La enfermera trajo un carrito con la cena.

– Grande alborozo produjo nuestro anfitrión en todos, y nos dispusimos a cenar -declamó Latimer, la única observación que había hecho en toda la tarde.

Mientras comían, Gilchrist contó a Latimer sus planes para enviar a Kivrin al período posterior a la Peste Negra.

– El punto de vista histórico aceptado es que destruyó por completo a la sociedad medieval -dijo mientras cortaba su asado-, pero mi investigación indica que fue un purgante más que una catástrofe.

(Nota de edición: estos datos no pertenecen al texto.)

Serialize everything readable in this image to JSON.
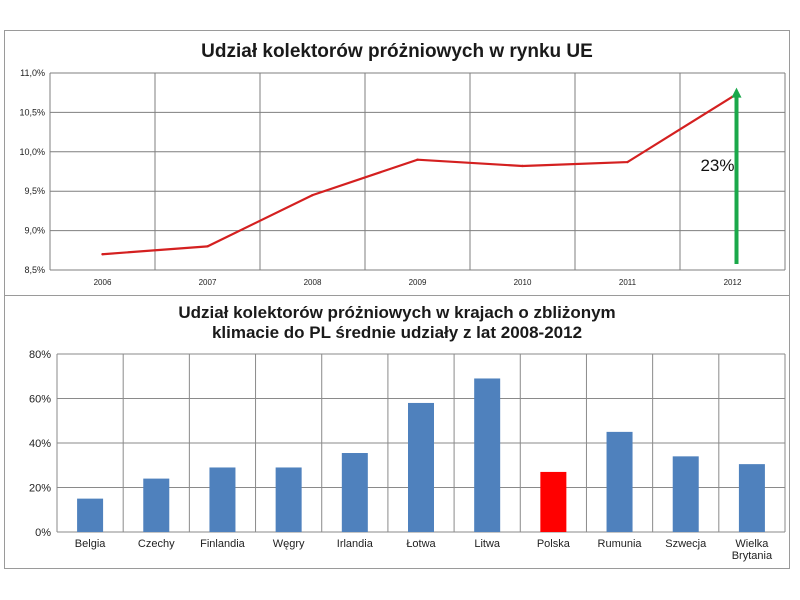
{
  "chart_data": [
    {
      "type": "line",
      "title": "Udział kolektorów próżniowych w rynku UE",
      "categories": [
        "2006",
        "2007",
        "2008",
        "2009",
        "2010",
        "2011",
        "2012"
      ],
      "series": [
        {
          "values": [
            8.7,
            8.8,
            9.45,
            9.9,
            9.82,
            9.87,
            10.7
          ]
        }
      ],
      "ylim": [
        8.5,
        11.0
      ],
      "yticks": [
        "11,0%",
        "10,5%",
        "10,0%",
        "9,5%",
        "9,0%",
        "8,5%"
      ],
      "ytick_values": [
        11.0,
        10.5,
        10.0,
        9.5,
        9.0,
        8.5
      ],
      "grid": true,
      "line_color": "#d42020",
      "annotation": {
        "text": "23%",
        "color": "#1aa84a"
      }
    },
    {
      "type": "bar",
      "title": [
        "Udział kolektorów próżniowych w krajach o zbliżonym",
        "klimacie do PL średnie udziały z lat 2008-2012"
      ],
      "categories": [
        "Belgia",
        "Czechy",
        "Finlandia",
        "Węgry",
        "Irlandia",
        "Łotwa",
        "Litwa",
        "Polska",
        "Rumunia",
        "Szwecja",
        "Wielka Brytania"
      ],
      "category_lines": [
        [
          "Belgia"
        ],
        [
          "Czechy"
        ],
        [
          "Finlandia"
        ],
        [
          "Węgry"
        ],
        [
          "Irlandia"
        ],
        [
          "Łotwa"
        ],
        [
          "Litwa"
        ],
        [
          "Polska"
        ],
        [
          "Rumunia"
        ],
        [
          "Szwecja"
        ],
        [
          "Wielka",
          "Brytania"
        ]
      ],
      "values": [
        15,
        24,
        29,
        29,
        35.5,
        58,
        69,
        27,
        45,
        34,
        30.5
      ],
      "ylim": [
        0,
        80
      ],
      "yticks": [
        "80%",
        "60%",
        "40%",
        "20%",
        "0%"
      ],
      "ytick_values": [
        80,
        60,
        40,
        20,
        0
      ],
      "grid": true,
      "bar_color": "#4f81bd",
      "highlight": {
        "category": "Polska",
        "color": "#ff0000"
      }
    }
  ]
}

¿Desde el punto de vista de quién?, pensó Dunworthy, inquieto porque ya tardaban demasiado. Se preguntó si en verdad estaban analizando la sangre o si esperaban simplemente que uno de ellos se desplomara sobre el carrito del té para tener una idea de cuál era el período de incubación.

Gilchrist volvió a llamar al New College y preguntó por la secretaria de Basingame.

– No está -dijo Dunworthy-. Ha ido a pasar la Navidad en Devonshire con su hija.

Gilchrist le ignoró.

– Sí. Necesito hacerle llegar un mensaje. Intento localizar al señor Basingame. Es una emergencia. Acabamos de enviar a una historiadora al siglo XIV, y Balliol no había analizado bien al técnico que dirigía la red. Como resultado, contrajo un virus contagioso -colgó el teléfono-. Si el señor Chaudhuri dejó de recibir las antivirales necesarias, le haré responsable, Dunworthy.